尽管机器阅读问题解答（QAMR）最近取得了一些进展，如大型语言模型（LLM），但提高 QAMR 模型的事实性和忠实性仍然是一项重大挑战。QAMR 模型需要语言知识和世界知识才能回答问题。语言知识包括语法、语义、语用和其他特定语言元素。语言知识的范围反映了模型的语言理解能力。世界知识指的是人们对世界的认知，可以是预训练语言模型的参数化知识，也可以是段落的文本知识。我们对这两种知识进行了比较研究，发现语言知识是稳定的，而世界知识只有一部分是稳定可靠的。这促使我们在 QAMR 任务中利用段落文本知识，避免使用参数化的不稳定的预训练语言模型世界知识。为此，本文引入了 "不依赖段落外部不稳定世界知识的可回答性"（AUKE）的概念，以确定一个问题是否可以回答，而无需使用预训练语言模型的参数化不稳定世界知识。然后，我们将证据定义为段落中支持 AUKE 的最简单子串。在证据的基础上，我们为 QAMR 任务引入了一种新的忠实度指标。我们提出了一种方法，将自动处理与人工改进相结合，用证据注释来增强 QAMR 数据集，从而促进忠实度评估。我们将该方法应用于中国 QAMR 数据集 CMRC 2018 和 DRCD，以扩展两个支持基于证据的忠实度评估的数据集 CMRCFF（CMRC with Faithfulness）和 DRCDFF（CMRC with Faithfulness）。为了缓解由不稳定的世界知识引起的潜在事实性和忠实性问题，我们提出了一种称为最大化辨别掩蔽（MDM）的方法，它可以掩蔽可辨别程度最高的单词。MDM 是一种近似方法，旨在规避 QAMR 系统使用的预训练语言模型中嵌入的参数化不稳定世界知识的依赖性。我们在 CMRCFF 和 DRCDFF 上进行了微调设置和少拍设置实验。结果验证了我们的 MDM 方法可以有效提高模型的真实性和忠实性。

本文章由计算机程序翻译，如有差异，请以英文原文为准。

查看原文本刊更多论文

Maximizing discrimination masking for faithful question answering with machine reading

Despite recent advancements, like Large Language Models (LLMs), in Question Answering with Machine Reading (QAMR), improving the factuality and faithfulness of QAMR models remains a significant challenge. QAMR models require both language knowledge and world knowledge to answer questions. Language knowledge encompasses syntax, semantics, pragmatics, and other language-specific elements. The extent of language knowledge reflects the model’s language understanding capabilities. World knowledge, which refers to people’s cognition of the world, may be parameterized knowledge of the pre-trained language models or textual knowledge of passages. We conduct a comparative study on these two kinds of knowledge and find that language knowledge is stable, while only part of world knowledge is stable and reliable. This motivates us to utilize textual knowledge of passages and avoid parameterized unstable world knowledge of pre-trained language models for QAMR task. To this end, this paper introduces the concept of Answerable without relying on unstable world knowledge external to the passage (AUKE) to determine whether a question can be answered without using parameterized unstable world knowledge of pre-trained language models. We then define evidence as the simplest substring in the passage that supports AUKE. Based on evidence, we introduce a novel faithfulness metric for the QAMR task. We propose a methodology that combines automated processes with manual refinement to augment QAMR datasets with evidence annotations to facilitate faithfulness evaluations.

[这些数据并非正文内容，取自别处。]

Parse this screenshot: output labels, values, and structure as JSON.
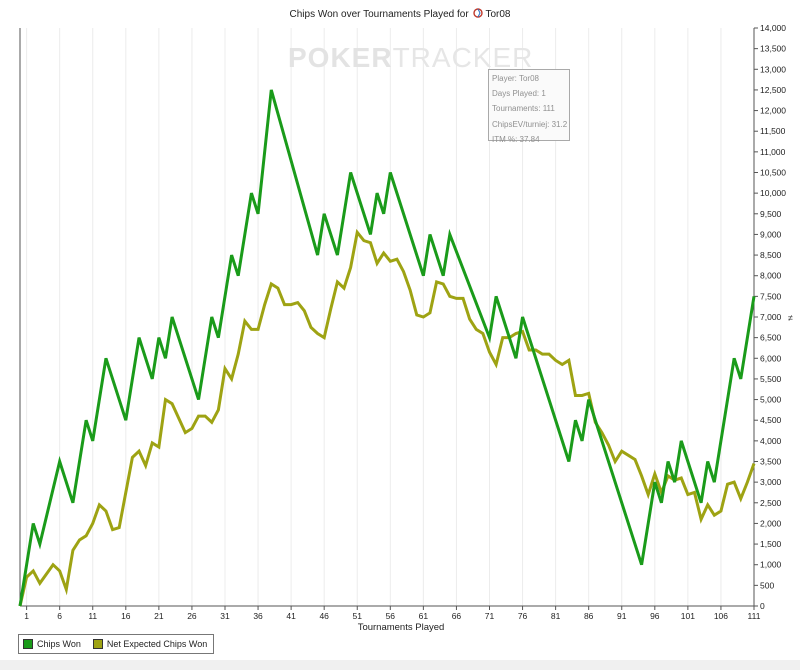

We apply this method to the Chinese QAMR dataset CMRC 2018 and DRCD to extend two datasets that support evidence-based faithfulness evaluation, CMRCFF (CMRC with Faithfulness) and DRCDFF (CMRC with Faithfulness). To alleviate the potential factuality and faithfulness issues induced by unstable world knowledge, we propose a method called Maximizing Discrimination Masking (MDM), which masks the word with the highest degree of distinguishability. MDM is an approximation method designed to circumvent the reliance on parameterized unstable world knowledge embedded within pre-trained language models utilized by QAMR systems. We conduct experiments under the fine-tune setting and few-shot setting on CMRCFF and DRCDFF. The results verify that our MDM approach can effectively improve the factuality and faithfulness of the models.

求助全文

通过发布文献求助，成功后即可免费获取论文全文。去求助

来源期刊

Information Processing & Management 工程技术-计算机：信息系统

CiteScore

17.00

自引率

11.60%

发文量

276

审稿时长

39 days

期刊介绍： Information Processing and Management is dedicated to publishing cutting-edge original research at the convergence of computing and information science. Our scope encompasses theory, methods, and applications across various domains, including advertising, business, health, information science, information technology marketing, and social computing. We aim to cater to the interests of both primary researchers and practitioners by offering an effective platform for the timely dissemination of advanced and topical issues in this interdisciplinary field. The journal places particular emphasis on original research articles, research survey articles, research method articles, and articles addressing critical applications of research. Join us in advancing knowledge and innovation at the intersection of computing and information science.